Boomkat Product Review:
A legendary free-jazz side resurfaces with Art Ensemble of Chicago’s seminal ‘Tutankhamen’, recorded in Paris, 26th June, 1969, and still sounding outta this world 50 years later
‘Tutankhamun’ was recorded only weeks after the pioneering Art Ensemble of Chicago and the Anthony Braxton Trio had departed America, where they struggled to make a living from their art, for Europe, “the American jazz musician’s promised land” where they made an indelible mark.
Revolving Lester Bowie, Roscoe Mitchell, Joseph Jarman and Malachi Favours on the recording, the Ensemble instinctively move beyond jazz’s concerns with melody, harmony and rhythm to a metaphorical and physical headspace where they could cut loose, focussing on the very texture and grain of their sound in a way that effectively resonates with the European avant-garde, while also working as an extension of jazz, proper.
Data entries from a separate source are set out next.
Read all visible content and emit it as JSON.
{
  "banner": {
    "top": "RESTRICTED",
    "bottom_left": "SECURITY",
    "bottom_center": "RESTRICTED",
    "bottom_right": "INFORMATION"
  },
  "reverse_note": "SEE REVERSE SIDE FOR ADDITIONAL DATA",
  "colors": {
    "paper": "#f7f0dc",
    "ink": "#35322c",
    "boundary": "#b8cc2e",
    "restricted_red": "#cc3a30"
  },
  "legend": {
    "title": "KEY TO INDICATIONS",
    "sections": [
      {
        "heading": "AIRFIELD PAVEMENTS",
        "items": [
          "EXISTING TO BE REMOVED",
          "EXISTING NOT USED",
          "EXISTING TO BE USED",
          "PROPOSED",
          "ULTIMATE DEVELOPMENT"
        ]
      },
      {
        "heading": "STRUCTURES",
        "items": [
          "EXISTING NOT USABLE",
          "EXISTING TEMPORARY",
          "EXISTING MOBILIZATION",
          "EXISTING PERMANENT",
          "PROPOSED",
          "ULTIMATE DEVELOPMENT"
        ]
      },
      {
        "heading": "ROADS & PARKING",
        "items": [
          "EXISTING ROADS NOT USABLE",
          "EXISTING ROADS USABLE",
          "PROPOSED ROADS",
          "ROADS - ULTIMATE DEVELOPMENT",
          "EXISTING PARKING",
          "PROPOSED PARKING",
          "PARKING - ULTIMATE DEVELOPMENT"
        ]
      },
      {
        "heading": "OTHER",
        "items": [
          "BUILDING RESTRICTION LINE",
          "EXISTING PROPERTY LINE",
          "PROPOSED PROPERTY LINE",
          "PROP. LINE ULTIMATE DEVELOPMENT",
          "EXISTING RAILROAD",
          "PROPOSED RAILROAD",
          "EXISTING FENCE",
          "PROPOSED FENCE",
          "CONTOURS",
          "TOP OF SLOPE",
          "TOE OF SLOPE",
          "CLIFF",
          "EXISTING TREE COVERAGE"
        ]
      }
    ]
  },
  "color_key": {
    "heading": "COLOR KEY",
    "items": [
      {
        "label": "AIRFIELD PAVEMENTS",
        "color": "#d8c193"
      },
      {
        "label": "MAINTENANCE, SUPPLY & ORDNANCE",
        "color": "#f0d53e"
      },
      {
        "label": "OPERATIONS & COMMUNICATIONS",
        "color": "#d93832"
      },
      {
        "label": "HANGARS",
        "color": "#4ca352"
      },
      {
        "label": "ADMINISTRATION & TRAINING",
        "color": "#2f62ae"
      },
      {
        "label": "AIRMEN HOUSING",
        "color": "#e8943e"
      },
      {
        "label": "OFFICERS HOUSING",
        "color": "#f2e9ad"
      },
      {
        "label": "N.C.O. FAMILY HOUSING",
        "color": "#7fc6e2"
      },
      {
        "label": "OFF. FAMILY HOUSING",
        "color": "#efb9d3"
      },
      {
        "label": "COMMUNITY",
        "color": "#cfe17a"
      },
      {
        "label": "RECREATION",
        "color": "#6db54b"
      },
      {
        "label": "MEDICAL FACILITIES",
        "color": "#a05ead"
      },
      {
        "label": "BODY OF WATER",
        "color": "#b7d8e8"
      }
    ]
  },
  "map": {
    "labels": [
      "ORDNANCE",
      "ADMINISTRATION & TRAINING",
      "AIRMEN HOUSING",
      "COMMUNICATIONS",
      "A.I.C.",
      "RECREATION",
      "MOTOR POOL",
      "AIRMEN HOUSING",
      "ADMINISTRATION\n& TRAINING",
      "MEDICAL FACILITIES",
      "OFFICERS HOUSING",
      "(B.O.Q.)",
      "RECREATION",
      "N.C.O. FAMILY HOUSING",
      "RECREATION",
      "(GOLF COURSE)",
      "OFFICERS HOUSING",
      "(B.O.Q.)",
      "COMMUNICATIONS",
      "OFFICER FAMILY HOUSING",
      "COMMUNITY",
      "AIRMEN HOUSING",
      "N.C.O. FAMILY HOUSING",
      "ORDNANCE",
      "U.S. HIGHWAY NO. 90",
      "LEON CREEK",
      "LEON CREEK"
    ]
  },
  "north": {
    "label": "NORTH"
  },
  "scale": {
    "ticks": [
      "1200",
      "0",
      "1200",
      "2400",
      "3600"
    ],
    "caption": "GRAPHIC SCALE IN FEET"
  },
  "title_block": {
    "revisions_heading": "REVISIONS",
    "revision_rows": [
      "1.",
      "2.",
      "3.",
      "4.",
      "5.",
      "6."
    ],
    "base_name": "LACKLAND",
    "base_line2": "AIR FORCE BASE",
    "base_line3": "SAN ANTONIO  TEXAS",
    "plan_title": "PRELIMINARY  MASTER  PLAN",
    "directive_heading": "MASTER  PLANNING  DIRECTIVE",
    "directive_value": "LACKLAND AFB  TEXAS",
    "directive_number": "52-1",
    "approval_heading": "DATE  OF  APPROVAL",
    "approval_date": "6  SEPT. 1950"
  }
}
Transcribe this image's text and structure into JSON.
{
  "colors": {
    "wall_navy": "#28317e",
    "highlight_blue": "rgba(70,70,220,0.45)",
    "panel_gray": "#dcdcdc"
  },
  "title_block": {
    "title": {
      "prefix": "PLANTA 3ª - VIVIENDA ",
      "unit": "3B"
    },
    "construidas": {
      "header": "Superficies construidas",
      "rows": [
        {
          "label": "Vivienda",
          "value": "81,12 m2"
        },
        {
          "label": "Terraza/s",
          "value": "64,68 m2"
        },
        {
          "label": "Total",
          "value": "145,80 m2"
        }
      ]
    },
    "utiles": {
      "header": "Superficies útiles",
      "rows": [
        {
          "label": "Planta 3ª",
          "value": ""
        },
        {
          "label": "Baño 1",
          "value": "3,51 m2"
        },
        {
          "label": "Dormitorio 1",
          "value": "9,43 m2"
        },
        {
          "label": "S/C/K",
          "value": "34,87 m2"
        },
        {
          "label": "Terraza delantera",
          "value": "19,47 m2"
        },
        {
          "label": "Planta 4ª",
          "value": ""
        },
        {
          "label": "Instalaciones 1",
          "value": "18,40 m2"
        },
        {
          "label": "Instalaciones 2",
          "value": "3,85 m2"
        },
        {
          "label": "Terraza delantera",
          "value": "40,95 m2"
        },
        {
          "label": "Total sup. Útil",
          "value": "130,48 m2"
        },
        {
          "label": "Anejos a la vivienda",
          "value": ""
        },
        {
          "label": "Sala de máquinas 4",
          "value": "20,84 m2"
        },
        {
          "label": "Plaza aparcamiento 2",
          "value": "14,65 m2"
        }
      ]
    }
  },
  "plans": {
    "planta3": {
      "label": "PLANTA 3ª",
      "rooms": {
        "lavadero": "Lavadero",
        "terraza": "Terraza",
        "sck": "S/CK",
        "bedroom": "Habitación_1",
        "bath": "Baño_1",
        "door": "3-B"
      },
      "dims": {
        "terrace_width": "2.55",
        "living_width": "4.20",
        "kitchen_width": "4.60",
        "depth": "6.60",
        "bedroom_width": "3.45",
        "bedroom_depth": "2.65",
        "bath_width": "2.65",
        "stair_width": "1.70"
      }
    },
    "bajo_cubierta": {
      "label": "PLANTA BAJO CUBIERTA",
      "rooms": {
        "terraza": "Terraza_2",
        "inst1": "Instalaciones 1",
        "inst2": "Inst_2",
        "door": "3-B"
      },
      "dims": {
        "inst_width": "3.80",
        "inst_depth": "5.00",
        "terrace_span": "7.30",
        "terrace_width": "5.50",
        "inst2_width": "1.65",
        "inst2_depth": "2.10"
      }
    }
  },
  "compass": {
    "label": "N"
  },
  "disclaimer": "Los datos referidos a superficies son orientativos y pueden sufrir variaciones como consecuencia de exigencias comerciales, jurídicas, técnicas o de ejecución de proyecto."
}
Where the notion of free-jazz may have since become associated variously with macho feats of musicianship, psychotomimetic abstraction, and sometimes anything but jazz as most people know it, in the Ensemble’s hands it’s a coolly playful framework for witty, colourful expression and novel combinations of instrumental ideas that rarely test the listener’s patience, and are more likely to light up yer swede in the most pleasurable way.